La petite bourgade est dédiée au tourisme et à la protection de la zone, qui s’avère être un parc national protégé. On en profite pour vous signaler que toutes les plages de la région, en plus d’être magnifiques, sont extrêmement propres et bien entretenues. En plus d’une semaine, nous n’avons pas vu un mégot ou un papier gras sur toute la côte. Saluons l’efficacité des services municipaux, mais aussi la propreté des Brésiliens.

Particularité de cette côte : les plages s’enchainent mais il faut à chaque fois traverser la jungle pour les atteindre.

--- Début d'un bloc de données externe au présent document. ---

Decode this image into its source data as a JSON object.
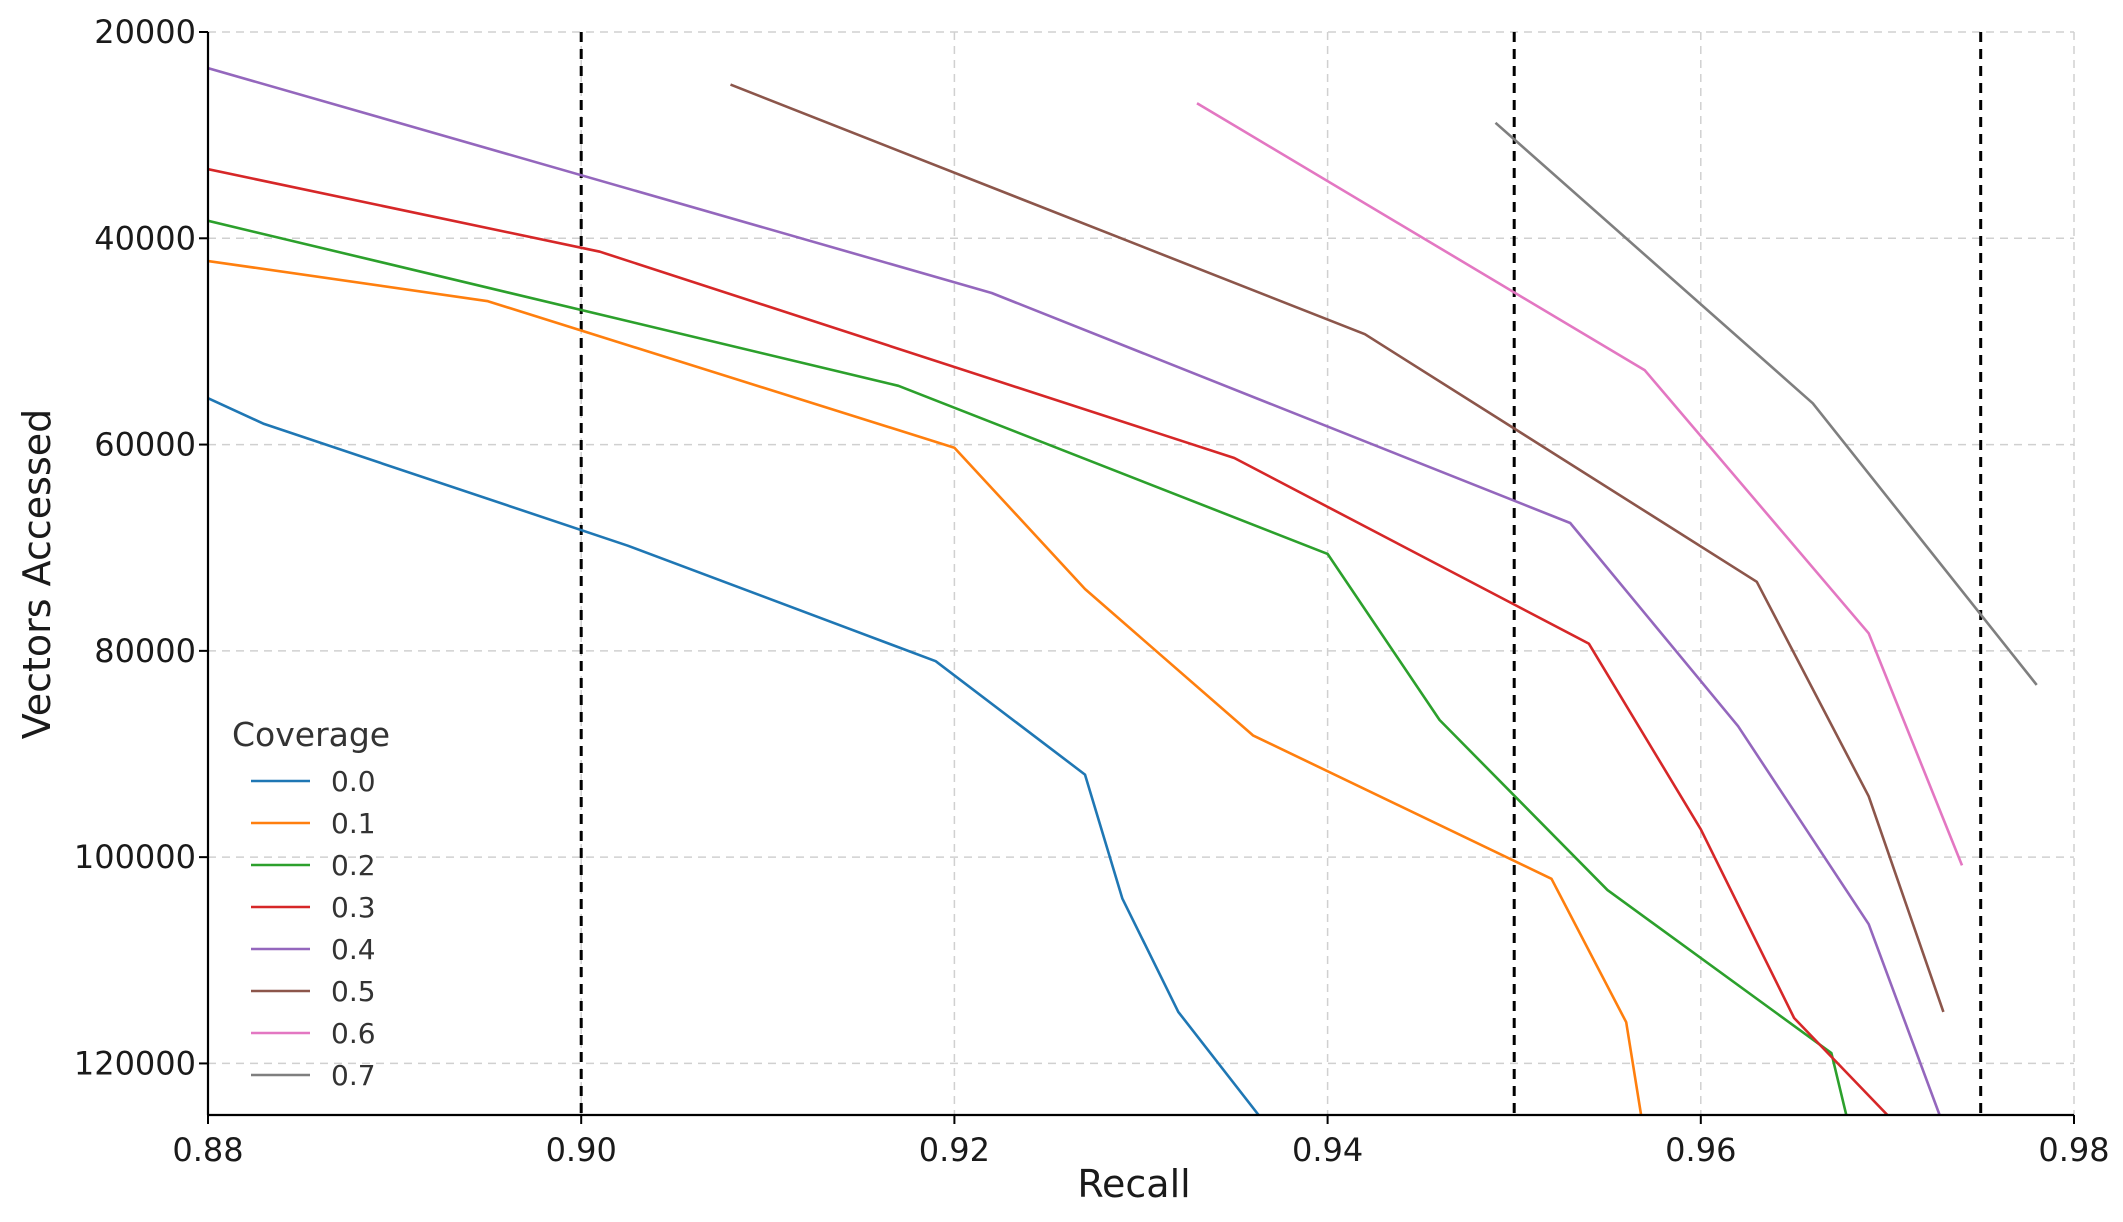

A Trindade, on alterne donc la mer et la forêt pendant plus d’une heure, jusqu’à atteindre une piscine naturelle entourée de rochers massifs. C’est l’heure du plouf au milieu des poissons ! On se laisse sécher comme des lézards au soleil avant de faire demi-tour.

Nous nous arrêtons sur l’une des plages pour le repas du midi. Les pieds quasi dans l’eau, entre le sable et les palmiers, nous dégustons une moqueca, gigantesque bouillon de légumes au coco et aux épices, accompagné de riz et de farofa (farine de manioc). Encore une fois, nous n’arriverons pas à finir et emportons le reste pour le soir. Un dernier lézardage sur les roches et il temps de repartir.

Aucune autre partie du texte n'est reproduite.